I have been both instructor of record of a series of undergraduate courses on Quantitative Research methods, as well as co-founding and creating content for a Ph.D. level methods “Bootcamp” for incoming Ph.D. students at UC Irvine. In both cases, the focus was on practical R knowledge with an approachable style.

For Cal Poly Pomona, I tought Advanced Research Methods specifically, which is an upper division research methods course that focuses on giving undergraduates the statistical tools and foundations to conduct their own research. I bolstered the existing course design of the department by shifting the course from using SPSS, to using R software with my original training process. Students end the class by conducting their own research using skills we wet over like manipulating data and fitting multiple statistical tests in R software.
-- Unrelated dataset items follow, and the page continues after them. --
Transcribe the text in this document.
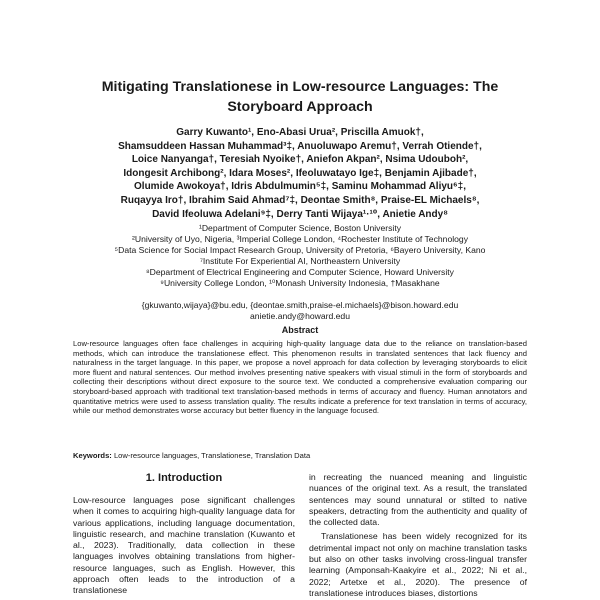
Mitigating Translationese in Low-resource Languages: The
Storyboard Approach
Garry Kuwanto¹, Eno-Abasi Urua², Priscilla Amuok†,
Shamsuddeen Hassan Muhammad³‡, Anuoluwapo Aremu†, Verrah Otiende†,
Loice Nanyanga†, Teresiah Nyoike†, Aniefon Akpan², Nsima Udouboh²,
Idongesit Archibong², Idara Moses², Ifeoluwatayo Ige‡, Benjamin Ajibade†,
Olumide Awokoya†, Idris Abdulmumin⁵‡, Saminu Mohammad Aliyu⁶‡,
Ruqayya Iro†, Ibrahim Said Ahmad⁷‡, Deontae Smith⁸, Praise-EL Michaels⁸,
David Ifeoluwa Adelani⁹‡, Derry Tanti Wijaya¹·¹⁰, Anietie Andy⁸
¹Department of Computer Science, Boston University
²University of Uyo, Nigeria, ³Imperial College London, ⁴Rochester Institute of Technology
⁵Data Science for Social Impact Research Group, University of Pretoria, ⁶Bayero University, Kano
⁷Institute For Experiential AI, Northeastern University
⁸Department of Electrical Engineering and Computer Science, Howard University
⁹University College London, ¹⁰Monash University Indonesia, †Masakhane
{gkuwanto,wijaya}@bu.edu, {deontae.smith,praise-el.michaels}@bison.howard.edu
anietie.andy@howard.edu
Abstract
Low-resource languages often face challenges in acquiring high-quality language data due to the reliance on translation-based methods, which can introduce the translationese effect. This phenomenon results in translated sentences that lack fluency and naturalness in the target language. In this paper, we propose a novel approach for data collection by leveraging storyboards to elicit more fluent and natural sentences. Our method involves presenting native speakers with visual stimuli in the form of storyboards and collecting their descriptions without direct exposure to the source text. We conducted a comprehensive evaluation comparing our storyboard-based approach with traditional text translation-based methods in terms of accuracy and fluency. Human annotators and quantitative metrics were used to assess translation quality. The results indicate a preference for text translation in terms of accuracy, while our method demonstrates worse accuracy but better fluency in the language focused.
Keywords: Low-resource languages, Translationese, Translation Data
1. Introduction

Low-resource languages pose significant challenges when it comes to acquiring high-quality language data for various applications, including language documentation, linguistic research, and machine translation (Kuwanto et al., 2023). Traditionally, data collection in these languages involves obtaining translations from higher-resource languages, such as English. However, this approach often leads to the introduction of a translationese

in recreating the nuanced meaning and linguistic nuances of the original text. As a result, the translated sentences may sound unnatural or stilted to native speakers, detracting from the authenticity and quality of the collected data.

Translationese has been widely recognized for its detrimental impact not only on machine translation tasks but also on other tasks involving cross-lingual transfer learning (Amponsah-Kaakyire et al., 2022; Ni et al., 2022; Artetxe et al., 2020). The presence of translationese introduces biases, distortions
I co-founded an intensive methods summer program for incoming first years to the UC Irvine Political Science department. This Bootcamp is grounded in a hands-on data approach designed to reduce the barriers to entry into the Political Science statistics sequence at UC Irvine. Additionally, it is meant to instill a belief in incoming graduate students that they are capable of understanding and performing quantitative methods. A rough template for how this Bootcamp plays out can be found here.
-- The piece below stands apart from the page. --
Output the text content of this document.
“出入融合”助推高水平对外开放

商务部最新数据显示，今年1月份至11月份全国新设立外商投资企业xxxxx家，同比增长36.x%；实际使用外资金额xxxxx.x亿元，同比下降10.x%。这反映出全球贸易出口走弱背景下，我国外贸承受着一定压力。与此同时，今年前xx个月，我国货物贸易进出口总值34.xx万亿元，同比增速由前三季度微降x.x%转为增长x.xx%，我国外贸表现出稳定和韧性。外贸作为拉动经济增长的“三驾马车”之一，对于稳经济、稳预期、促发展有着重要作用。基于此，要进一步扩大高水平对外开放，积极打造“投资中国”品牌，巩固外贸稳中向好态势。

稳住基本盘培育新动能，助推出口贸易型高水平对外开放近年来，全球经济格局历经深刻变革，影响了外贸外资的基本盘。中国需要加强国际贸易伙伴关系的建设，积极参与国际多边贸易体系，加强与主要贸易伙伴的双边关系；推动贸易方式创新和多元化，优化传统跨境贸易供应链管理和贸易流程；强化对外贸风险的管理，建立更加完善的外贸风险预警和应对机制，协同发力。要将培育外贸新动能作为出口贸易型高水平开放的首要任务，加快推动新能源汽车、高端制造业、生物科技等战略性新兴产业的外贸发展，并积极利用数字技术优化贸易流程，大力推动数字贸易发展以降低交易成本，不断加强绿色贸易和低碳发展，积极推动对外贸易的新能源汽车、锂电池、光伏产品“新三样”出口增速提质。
The primary goal for the course is to increase retention and encourage the use of quantitative methods generally. Specifically, we seek to increase retention and provide encouragement to womxn and POC. Many of our students with these identities have historically and currently been made to feel unwelcome and/or incapable of quantitative methods. We teach proficiency in R as it is a free platform that reduces the financial barriers to statistical computing. From there, we focus on building concrete tools students will need to perform the tasks they are expected to undertake as researchers at the graduate level but are often underserved by the current course offerings.